Tuberculosis is a growing global health threat made worse by the elusive ability of the Mycobacterium tuberculosis bacteria to become resistant to antibiotics. One group of M. tuberculosis strains, known as the Beijing genotype, is a vital focus of study as it has been believed to be far more likely to develop drug-resistance. However, studies specifically meant to look into whether Beijing genotype bacteria have higher mutation rates in genes that cause drug-resistance are rare and their conclusions have been unclear. One well-regarded study found that the Beijing genotype is no more likely to develop drug-resistance than other strains, whereas another found the opposite. Three earnest attempts were recently made to reanalyze the former study in hope of making the “null” outcome positive and thereby reconciling the two studies.

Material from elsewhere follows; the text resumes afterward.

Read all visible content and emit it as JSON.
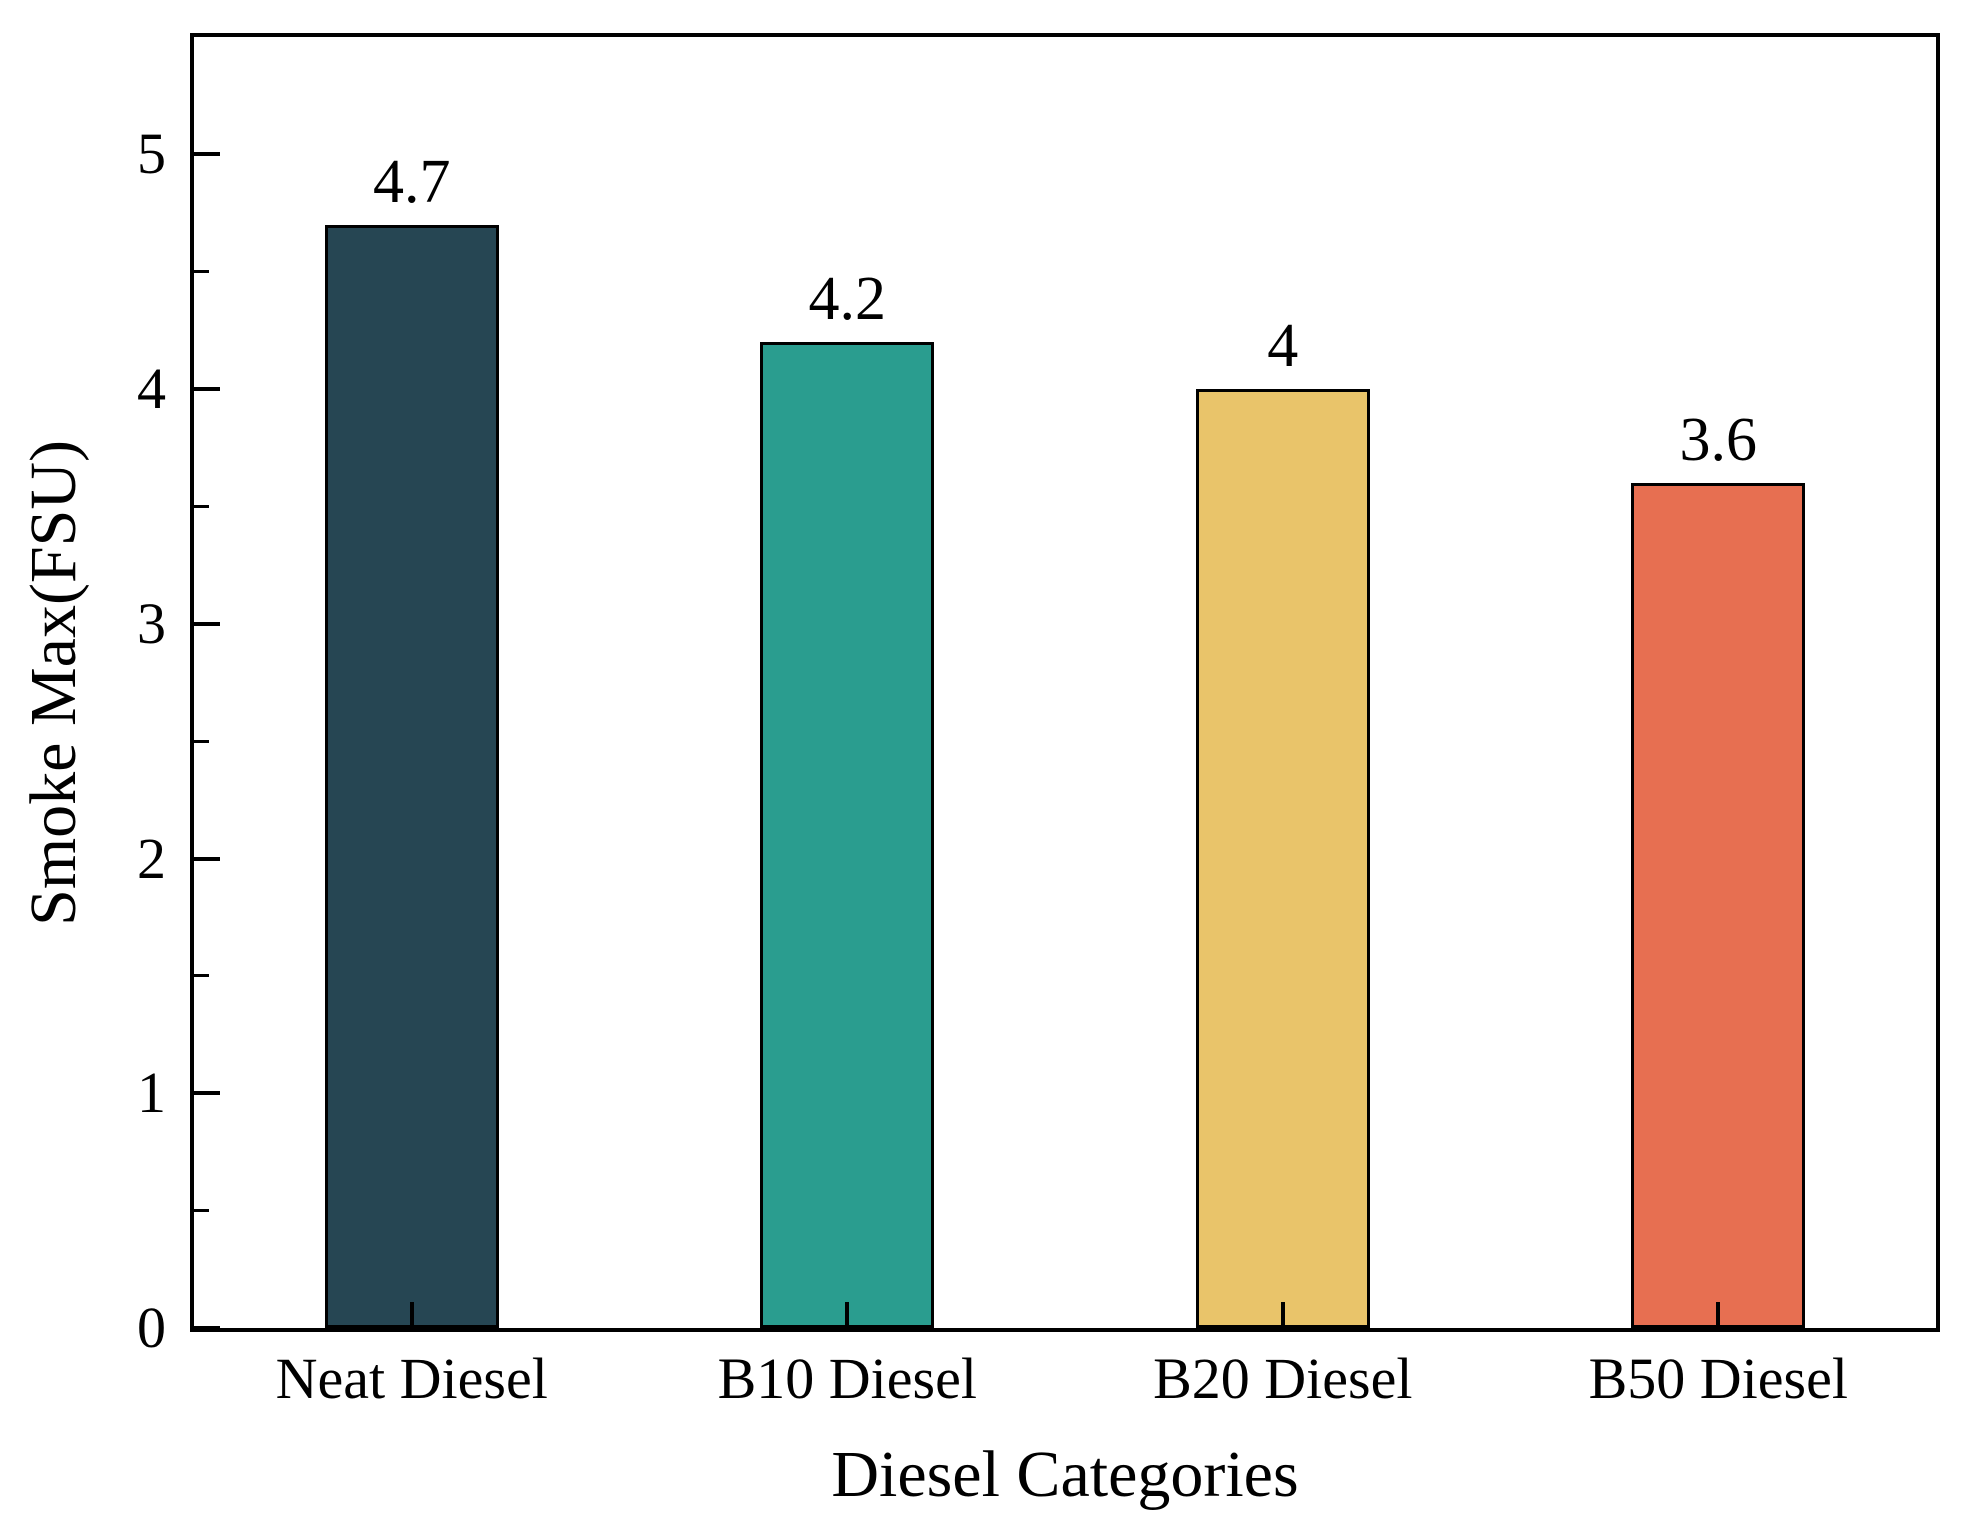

While disproving a null hypothesis is often a major objective of any scientific endeavor, focusing excessively on it can be detrimental to science. In a new paper published in the journal Tuberculosis, Dr. Qi Zheng, professor in the epidemiology and biostatistics department at the Texas A&M School of Public Health, along with a microbiologist at the Public Health Agency of Sweden, examined the three studies that aimed at revising the seemingly unattractive null outcome. The paper identifies errors in those reanalyses and highlights the need for caution and attention to detail and to be mindful of preconceived notions when researching the Beijing phenotype.
[Photo: Dr. Qi Zhen]
The two preexisting studies were both conducted following the classic Luria-Delbrück protocol, also known as the fluctuation assay. Despite the protocol’s 75-year history of diverse applications in microbial mutation research, analyzing fluctuation assay data is still full of pitfalls. The three reanalyses that Dr. Zheng investigated all contained errors. For example, one reanalysis failed to account for partial plating, a process where only a portion of a cell culture is transferred to a dish coated with an antibiotic, such as rifampicin — a first-line anti-tuberculosis agent. Partial plating must be accounted for because mutant cells are often not evenly distributed in a dish, which is an oft-overlooked source of uncertainty.

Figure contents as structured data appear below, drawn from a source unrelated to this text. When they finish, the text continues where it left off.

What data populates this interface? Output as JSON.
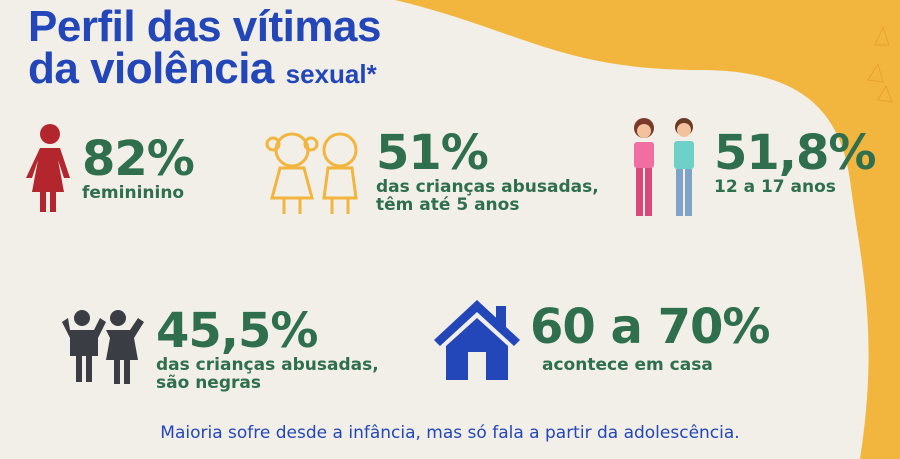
{
  "title": {
    "line1": "Perfil das vítimas",
    "line2": "da violência",
    "suffix": "sexual*"
  },
  "stats": [
    {
      "value": "82%",
      "caption": "femininino",
      "icon": "female-figure-icon"
    },
    {
      "value": "51%",
      "caption": "das crianças abusadas,",
      "caption2": "têm até 5 anos",
      "icon": "children-icon"
    },
    {
      "value": "51,8%",
      "caption": "12 a 17 anos",
      "icon": "teenagers-icon"
    },
    {
      "value": "45,5%",
      "caption": "das crianças abusadas,",
      "caption2": "são negras",
      "icon": "kids-holding-hands-icon"
    },
    {
      "value": "60 a 70%",
      "caption": "acontece em casa",
      "icon": "house-icon"
    }
  ],
  "footer": "Maioria sofre desde a infância, mas só fala a partir da adolescência.",
  "colors": {
    "title": "#2346b9",
    "stat": "#2f6f4e",
    "accent": "#f2b63f",
    "background": "#f1efe8"
  }
}
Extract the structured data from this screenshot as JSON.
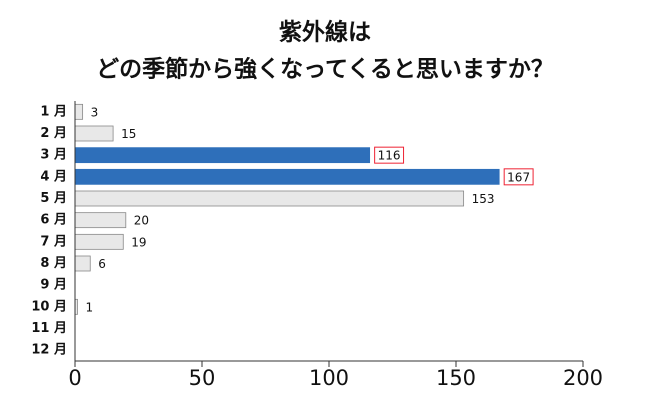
{
  "chart_data": {
    "type": "bar",
    "orientation": "horizontal",
    "title": [
      "紫外線は",
      "どの季節から強くなってくると思いますか？"
    ],
    "categories": [
      "1 月",
      "2 月",
      "3 月",
      "4 月",
      "5 月",
      "6 月",
      "7 月",
      "8 月",
      "9 月",
      "10 月",
      "11 月",
      "12 月"
    ],
    "values": [
      3,
      15,
      116,
      167,
      153,
      20,
      19,
      6,
      null,
      1,
      null,
      null
    ],
    "colors": [
      "#e8e8e8",
      "#e8e8e8",
      "#2e6fba",
      "#2e6fba",
      "#e8e8e8",
      "#e8e8e8",
      "#e8e8e8",
      "#e8e8e8",
      "#e8e8e8",
      "#e8e8e8",
      "#e8e8e8",
      "#e8e8e8"
    ],
    "xlim": [
      0,
      200
    ],
    "xticks": [
      0,
      50,
      100,
      150,
      200
    ],
    "grid": false
  }
}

Another source of error that Zheng identified was a misunderstanding of variations in the final number of cells in each culture. Two of the three reanalyses mistakenly considered variation between experiments and variation within experiments to be the same, even though they are not related. Between experiment variation is affected by strains of bacteria used, length of the incubation period and size of the cultures studied. However, the data analyst should focus on within experiment variation that can be affected by myriad random factors.
All three reanalyses produced smaller p-values, an indicator of statistical significance, than found in the original study. An imperfect new algorithm was found to be responsible for the lowest p-values in the latest of the reanalyses. “An aversion to null conclusions can perhaps lead researchers to lower their guard, when a positive conclusion is in sight,” said Zheng.
To enhance scientific understanding of the Beijing genotype’s ability to develop drug-resistance, the researchers emphasized that future studies should pay extra attention to experimental details and include more strains from both genotypes. However, they caution that the simple classification of M. tuberculosis into Beijing and non-Beijing genotypes may not be as useful as once thought. Therefore, future studies should pay increasing attention to other characteristics of the Beijing genotype, such as how easily Beijing strains can be transmitted between healthy and infected individuals.
“Taking an unbiased attitude toward the Beijing genotype will likely benefit efforts to better understand M. tuberculosis and tackle the growing global health threat that it presents,” said Dr. Zheng.